CHRISTOPHER BOLLEN: While your first show was predominantly focused on found photographs of individuals, this time there’s really an absence of human beings—at least human faces. In this way, the work seems to be getting away from a certain kind of nostalgia and seems to be veering into more non-figurative realms. Was this a conscious development?

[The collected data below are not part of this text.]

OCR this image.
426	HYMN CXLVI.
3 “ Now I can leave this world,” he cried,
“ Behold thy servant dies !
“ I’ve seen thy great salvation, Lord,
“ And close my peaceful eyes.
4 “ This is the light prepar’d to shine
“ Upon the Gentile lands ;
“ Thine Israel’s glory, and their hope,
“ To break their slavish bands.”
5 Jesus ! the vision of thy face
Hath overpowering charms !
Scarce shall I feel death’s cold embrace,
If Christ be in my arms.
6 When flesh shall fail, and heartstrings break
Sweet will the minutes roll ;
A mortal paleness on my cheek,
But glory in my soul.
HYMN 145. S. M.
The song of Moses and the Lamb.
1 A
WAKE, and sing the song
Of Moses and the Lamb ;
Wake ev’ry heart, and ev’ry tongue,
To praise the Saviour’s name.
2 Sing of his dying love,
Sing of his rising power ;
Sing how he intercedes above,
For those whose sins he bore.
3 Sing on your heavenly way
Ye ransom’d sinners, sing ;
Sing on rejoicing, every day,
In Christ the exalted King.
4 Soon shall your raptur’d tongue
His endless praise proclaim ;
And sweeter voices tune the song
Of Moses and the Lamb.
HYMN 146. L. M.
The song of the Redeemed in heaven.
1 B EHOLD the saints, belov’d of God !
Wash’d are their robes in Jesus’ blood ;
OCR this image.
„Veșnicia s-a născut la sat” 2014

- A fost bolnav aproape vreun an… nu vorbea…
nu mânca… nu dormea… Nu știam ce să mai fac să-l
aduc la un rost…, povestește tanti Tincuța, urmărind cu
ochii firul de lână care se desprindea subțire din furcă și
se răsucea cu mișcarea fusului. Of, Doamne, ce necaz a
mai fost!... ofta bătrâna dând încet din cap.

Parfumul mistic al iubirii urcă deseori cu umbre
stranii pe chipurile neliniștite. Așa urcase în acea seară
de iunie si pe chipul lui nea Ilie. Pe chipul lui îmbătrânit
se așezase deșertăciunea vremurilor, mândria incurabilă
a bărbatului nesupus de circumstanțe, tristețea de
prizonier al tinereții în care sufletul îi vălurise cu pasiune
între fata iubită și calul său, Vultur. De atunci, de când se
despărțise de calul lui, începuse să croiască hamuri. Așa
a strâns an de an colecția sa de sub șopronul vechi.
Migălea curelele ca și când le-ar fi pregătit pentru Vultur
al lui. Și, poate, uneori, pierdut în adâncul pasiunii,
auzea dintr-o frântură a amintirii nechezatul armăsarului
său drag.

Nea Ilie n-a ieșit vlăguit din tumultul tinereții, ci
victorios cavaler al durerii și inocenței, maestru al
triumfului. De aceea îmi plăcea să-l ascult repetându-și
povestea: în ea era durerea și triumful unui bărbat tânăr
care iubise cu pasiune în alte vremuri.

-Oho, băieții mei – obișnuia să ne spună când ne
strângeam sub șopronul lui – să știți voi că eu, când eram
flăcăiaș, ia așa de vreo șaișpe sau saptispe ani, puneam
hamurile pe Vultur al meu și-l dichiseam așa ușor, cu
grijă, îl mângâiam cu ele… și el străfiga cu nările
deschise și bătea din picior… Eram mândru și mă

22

MARLO PASCUAL: Well, there’s a figure in two of the works, but I tried to consciously move away from using images from the ’50s because I think it was distracting for the viewer. Originally when I was picking images, it was based on the fact that the images seemed overtly constructed. I liked photos where you could tell the subjects were posed and read as artificial, and that was more obvious in older photos. I’m still interested in that quality, but recently I’ve been using photos of objects or landscapes instead of people so that when I use a simple gesture, the gesture has more weight.
BOLLEN: You also seem to be relying on less “props.” Are you more interested in the images standing alone?
PASCUAL: The setup for the new show is different. It’s not based on image-object relationships, but rather simple gestures where I explore perspective and abstraction. In some pieces I created abstractions by turning images on their sides, and with other images I enlarged the image beyond the frame of the photograph to interact with the space and the viewer. So maybe those images are the props now.
BOLLEN: I love the cat photograph in this show. I’ve always thought pet photography had its own heavy psychological baggage that hadn’t been fully analyzed. What attracted you to this cat? Tell me the story of making this work?
PASCUAL: I liked the cat’s gaze, and I just bought it off ebay, scanned it, and had it enlarged and mounted to Plexi.
BOLLEN: In the past you’ve been lumped into a group of artists that I call the “Tennessee New York School” (charter members being Wade Guyton, Kelley Walker, Josh Smith, and Virginia Overton). But I don’t think your work is all that similar to theirs. Do you see any connections or influences in these Tennessee friends? Or is there a new Pictures Generation emerging with other contemporary artists like Elad Lassry that you connect more with?
PASCUAL: There are always influences between friends, whether it’s visible or not. But I think your work turns out different because of your personalities and your interests. I’m the only one that studied photography in school, and I think that interest has led me to where I am now. I definitely look at other artists using photography now, but although I might really like their work, I don’t really feel connected to them.
BOLLEN: I’ve always found a tension in your work between beauty and violence—the way you’ve held down images with rocks or lit their eyes with candles or punctured an image with a neon tube or a coat rack. The way you’ve cut and removed images in your latest work has some of that stored violence, but it seems much subtler. Do you think I’m crazy for finding your work so aggressive?
PASCUAL: No, I can see why you’d read some of the work as violent, because in some pieces I’m trying to break apart the image, or I’m attempting to disrupt the image. But I don’t think of the candle pieces as violent, I think that they’re kind of sad. And in the new work any violence that may be there is subtler.